City Council Rejects Pension Reform Package Seven Years In The Making

City Council chambers

After seven years of discussions, stops and starts, Jacksonville City Council finally came to an answer on a new agreement with the Police and Fire Pension Fund, and that answer is no.

After coming to a vote Wednesday night, the deal did not pass, failing in a 9 - 9 vote.

If current Mayor Alvin Brown wants to push forward with the pension reform he will have to draw up a new deal and submit it the council.

Clay Yarborough, president of Jacksonville's City Council, doesn't think that is very likely though because Tuesday night's election is changing the face of the current council in the coming months.

Yarborough said that the mayor would need to draw up and submit a new pension plan before the new council members that were elected take office July 1.

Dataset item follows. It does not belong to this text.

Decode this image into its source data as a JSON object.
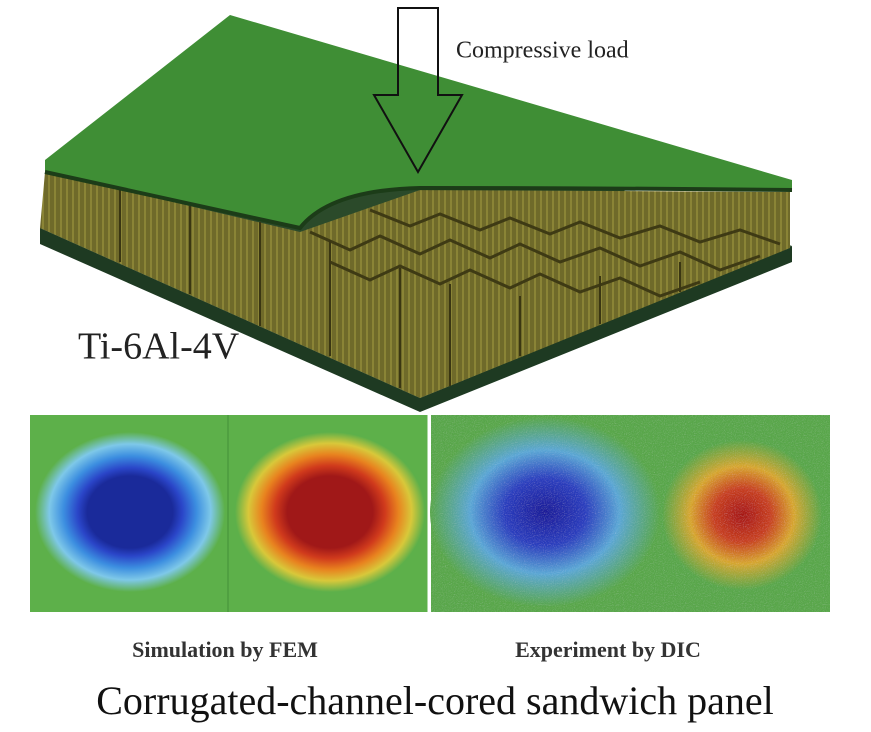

With current Mayor Brown set for a runoff election on May 19 against Lenny Curry, the vote Wednesday and a possible new pension plan may have a big impact with voters. 

The fund's growing deficit -- now $1.7 billion -- has been a political problem for two mayoral administrations. The proposed agreement would have changed some terms and benefits that would have helped reduce that deficit, although the current plan did not identify a funding source.

The plan would have called for current and new employees to pay more into the pension process. New police and firefighters would have had some benefit changes when they retired. Current employees would have been able to keep what they had.

Councilman Bill Bishop said the one thing that was missing from the plan was money.

"Nothing matters until you get funding source," Bishop said. "This is why I say the whole thing is designed to fail. It's designed for everybody to say, 'I voted for change,' without having to make a change because there is no funding source."